Two things to keep straight. First, ANTHROPIC_API_KEY lives in repository secrets and is exposed to the job only through the env block. It never appears in logs unless you print it, so don't print it. Second, and this is the GitHub Actions gotcha that bites people: on pull_request triggers from forked repositories, GITHUB_TOKEN is read-only by design, so the bot can't post a comment on a PR from an outside contributor's fork. That's a security feature, it stops a fork from running code that abuses your token. If you need to review fork PRs, that's the pull_request_target trigger, and you should read GitHub's security guidance carefully before reaching for it, because it runs with access to secrets against untrusted code. For internal repos and same-repo branches, the default behavior is what you want.

Avoiding noisy comments

Most of the anti-noise work is in the prompt and the update-in-place logic, but two more things help. Keep max_tokens modest, 2048 is plenty for a focused review, and a tight ceiling discourages the model from rambling. And resist the urge to also post inline line-by-line comments via the review-comments API. Inline comments feel sophisticated, but they multiply the surface area for noise and they're harder to dismiss as a batch. One summary comment that a human can read and act on beats twenty inline nags. If you outgrow that, add inline comments later, deliberately, not as the default.

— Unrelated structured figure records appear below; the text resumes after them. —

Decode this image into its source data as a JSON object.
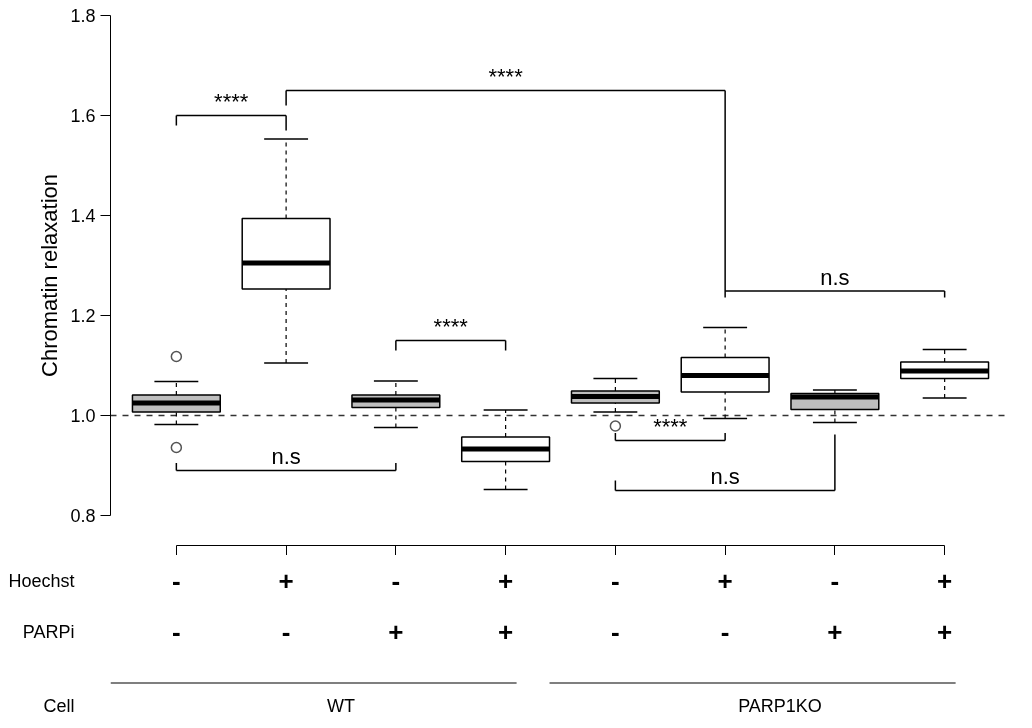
{
  "chart_data": {
    "type": "box",
    "ylabel": "Chromatin relaxation",
    "categories": [
      null,
      null,
      null,
      null,
      null,
      null,
      null,
      null
    ],
    "colors": [
      "#bebebe",
      "#ffffff",
      "#bebebe",
      "#ffffff",
      "#bebebe",
      "#ffffff",
      "#bebebe",
      "#ffffff"
    ],
    "boxes": [
      {
        "low": 0.982,
        "q1": 1.007,
        "median": 1.025,
        "q3": 1.041,
        "high": 1.068,
        "outliers": [
          1.118,
          0.936
        ]
      },
      {
        "low": 1.105,
        "q1": 1.253,
        "median": 1.305,
        "q3": 1.394,
        "high": 1.553
      },
      {
        "low": 0.976,
        "q1": 1.016,
        "median": 1.031,
        "q3": 1.041,
        "high": 1.069
      },
      {
        "low": 0.852,
        "q1": 0.908,
        "median": 0.933,
        "q3": 0.957,
        "high": 1.011
      },
      {
        "low": 1.007,
        "q1": 1.025,
        "median": 1.038,
        "q3": 1.049,
        "high": 1.074,
        "outliers": [
          0.979
        ]
      },
      {
        "low": 0.994,
        "q1": 1.047,
        "median": 1.08,
        "q3": 1.116,
        "high": 1.176
      },
      {
        "low": 0.986,
        "q1": 1.012,
        "median": 1.037,
        "q3": 1.044,
        "high": 1.051
      },
      {
        "low": 1.035,
        "q1": 1.074,
        "median": 1.089,
        "q3": 1.107,
        "high": 1.132
      }
    ],
    "ylim": [
      0.8,
      1.8
    ],
    "yticks": [
      0.8,
      {
        "value": 1.0,
        "label": "1.0"
      },
      1.2,
      1.4,
      1.6,
      1.8
    ],
    "ref_lines": [
      {
        "axis": "y",
        "value": 1.0,
        "line_style": "dashed",
        "color": "#333333"
      }
    ],
    "tick_labels": "y",
    "annotations": [
      "****",
      "****",
      "****",
      "n.s",
      "n.s",
      "****",
      "n.s",
      "Hoechst",
      "PARPi",
      "Cell",
      "WT",
      "PARP1KO",
      "-",
      "+",
      "-",
      "+",
      "-",
      "+",
      "-",
      "+",
      "-",
      "-",
      "+",
      "+",
      "-",
      "-",
      "+",
      "+"
    ]
  }
}
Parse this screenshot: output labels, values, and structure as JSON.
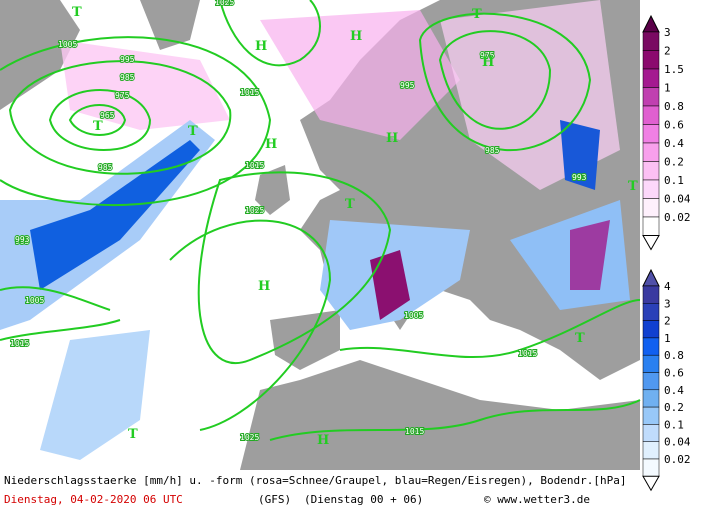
{
  "map": {
    "pressure_labels": [
      "1025",
      "1005",
      "995",
      "985",
      "975",
      "965",
      "1015",
      "985",
      "995",
      "1005",
      "1015",
      "1025",
      "995",
      "975",
      "985",
      "993",
      "993",
      "1015",
      "1015",
      "1025",
      "1005",
      "1015"
    ],
    "markers": [
      "T",
      "H",
      "T",
      "T",
      "H",
      "H",
      "T",
      "H",
      "H",
      "T",
      "T",
      "H",
      "H",
      "T",
      "T"
    ]
  },
  "legend": {
    "snow_scale": [
      "3",
      "2",
      "1.5",
      "1",
      "0.8",
      "0.6",
      "0.4",
      "0.2",
      "0.1",
      "0.04",
      "0.02"
    ],
    "rain_scale": [
      "4",
      "3",
      "2",
      "1",
      "0.8",
      "0.6",
      "0.4",
      "0.2",
      "0.1",
      "0.04",
      "0.02"
    ]
  },
  "caption": {
    "description": "Niederschlagsstaerke [mm/h] u. -form (rosa=Schnee/Graupel, blau=Regen/Eisregen), Bodendr.[hPa]",
    "date": "Dienstag, 04-02-2020  06 UTC",
    "model": "(GFS)",
    "run": "(Dienstag 00 + 06)",
    "source": "© www.wetter3.de"
  }
}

Only reviewing what changed

The prompt tells Claude to comment on the change, not on pre-existing code, and the diff format helps enforce that, the model mostly sees changed lines plus a little context. But it's a soft boundary. A model will sometimes notice a problem in a context line and flag it. That's not always wrong (you did, technically, touch that area), but if it's annoying your team, reinforce it in the prompt: "Only flag issues on lines the diff adds or modifies, marked with +." You can also strip unchanged context lines from the diff before sending, though I'd keep them, context helps the model understand the change, and a little drift is a fair price.

Rate limits

Two separate limits are in play. The Anthropic API has its own rate limits; the SDK retries 429 and 5xx responses automatically with backoff, so a single review almost never hits them, but a monorepo merging dozens of PRs at once could. The concurrency block in the workflow already caps you at one run per PR. The GitHub API has its own limits too, and the handful of calls per review is nowhere near them. If you do start seeing 429s from Anthropic across a busy org, the lever is fewer reviews, tighten the trigger types, or skip draft PRs, rather than faster retries.

Wrapping up

The bot is maybe a hundred lines of TypeScript and a short YAML file, and the code is the easy part. The hard part is the judgment baked into the prompt: review the change, catch real problems, and shut up otherwise. That's also the part you'll keep tuning. Watch the comments it leaves for a week. Every time it says something useless, that's a line for the "do not comment on" list. Every time it misses something a human caught, that's a hint to bump the model or sharpen an instruction.

Done right, you end up with a reviewer that the team actually reads, one that occasionally catches the thing everyone else missed at 6pm on a Friday, and stays quiet the rest of the time. That second half is what makes the first half worth anything.